My intuition is that those who invoke social construction when discussing race do so because they feel that it undermines the basis for racial prejudice. If only everyone believed that there was no such thing as biological races, that race was “merely a social construct,” “an idea, not a fact,” they’d recognize that racism is irrational.

But the most nefarious propositions about race are not simply true-only-if-you-believe-them. They’re false. While some aspects of race are true regardless of our beliefs, other aspects are false regardless of our beliefs. Sometimes these sentiments are implied rather than explicitly subscribed to, but they can nonetheless be formulated as propositions. Such and such race has nothing of value to contribute to society. Such and such race cannot achieve intellectually. Such and such race is uniquely greedy or ill-intentioned.

These aren’t social constructs. They are false statements. Even if we all believed them, they wouldn’t be true.

The dysfunction of discussions of the social construction of race stems from attaching to that word different propositions. There’s a place for the social constructionist to stand, but it is a meager, un-insightful space.
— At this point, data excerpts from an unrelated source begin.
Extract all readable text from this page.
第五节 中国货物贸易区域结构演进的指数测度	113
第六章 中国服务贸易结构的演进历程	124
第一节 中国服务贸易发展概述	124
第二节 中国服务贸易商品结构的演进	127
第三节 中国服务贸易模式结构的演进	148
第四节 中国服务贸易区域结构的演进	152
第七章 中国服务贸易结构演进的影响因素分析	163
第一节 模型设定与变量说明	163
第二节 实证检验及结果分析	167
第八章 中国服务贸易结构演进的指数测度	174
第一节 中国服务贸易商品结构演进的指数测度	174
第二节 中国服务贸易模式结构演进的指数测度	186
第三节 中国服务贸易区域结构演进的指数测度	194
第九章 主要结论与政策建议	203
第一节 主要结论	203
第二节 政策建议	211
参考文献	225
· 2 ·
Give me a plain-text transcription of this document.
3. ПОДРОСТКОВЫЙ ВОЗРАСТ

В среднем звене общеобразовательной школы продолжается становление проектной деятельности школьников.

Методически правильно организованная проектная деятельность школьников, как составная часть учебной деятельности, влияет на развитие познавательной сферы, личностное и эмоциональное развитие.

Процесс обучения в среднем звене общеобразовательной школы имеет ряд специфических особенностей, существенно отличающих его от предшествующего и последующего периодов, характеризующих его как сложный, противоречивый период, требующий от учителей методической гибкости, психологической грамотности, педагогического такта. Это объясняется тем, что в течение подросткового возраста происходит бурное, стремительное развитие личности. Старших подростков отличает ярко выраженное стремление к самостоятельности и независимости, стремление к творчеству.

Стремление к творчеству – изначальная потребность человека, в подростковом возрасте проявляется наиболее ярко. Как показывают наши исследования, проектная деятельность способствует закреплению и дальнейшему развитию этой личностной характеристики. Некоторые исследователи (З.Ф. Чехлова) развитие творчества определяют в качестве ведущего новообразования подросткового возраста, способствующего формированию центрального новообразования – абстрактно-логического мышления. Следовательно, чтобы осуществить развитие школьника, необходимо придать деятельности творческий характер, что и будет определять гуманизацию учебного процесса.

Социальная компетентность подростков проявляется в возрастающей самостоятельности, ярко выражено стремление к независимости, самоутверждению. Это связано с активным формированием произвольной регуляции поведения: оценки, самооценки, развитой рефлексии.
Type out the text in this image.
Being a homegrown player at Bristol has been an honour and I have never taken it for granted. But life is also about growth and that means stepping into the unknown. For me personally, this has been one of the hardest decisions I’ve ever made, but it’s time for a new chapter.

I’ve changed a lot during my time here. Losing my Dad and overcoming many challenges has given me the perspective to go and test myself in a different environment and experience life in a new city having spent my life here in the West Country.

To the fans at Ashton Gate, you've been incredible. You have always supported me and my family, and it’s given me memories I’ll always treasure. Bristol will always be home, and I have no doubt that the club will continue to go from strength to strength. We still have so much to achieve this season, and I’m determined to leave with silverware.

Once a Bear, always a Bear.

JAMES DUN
If we believe someone is white, we will treat them as if they are white, and it will therefore be true that we treat them as if they are white. That’s the social constructionist’s contribution to the conversation, and it isn’t enlightening. Every other proposition about race is a truth-claim upon which our convictions do not impinge. Whether or not someone actually is of a particular ancestry is either true or not true regardless of our beliefs. And whether or not a particular racial group is uniquely intelligent or altruistic is either true or not true regardless of our beliefs. Social construction has nothing of utility to say about any of these claims, which is a problem, since these are the propositions that matter when you are discussing race.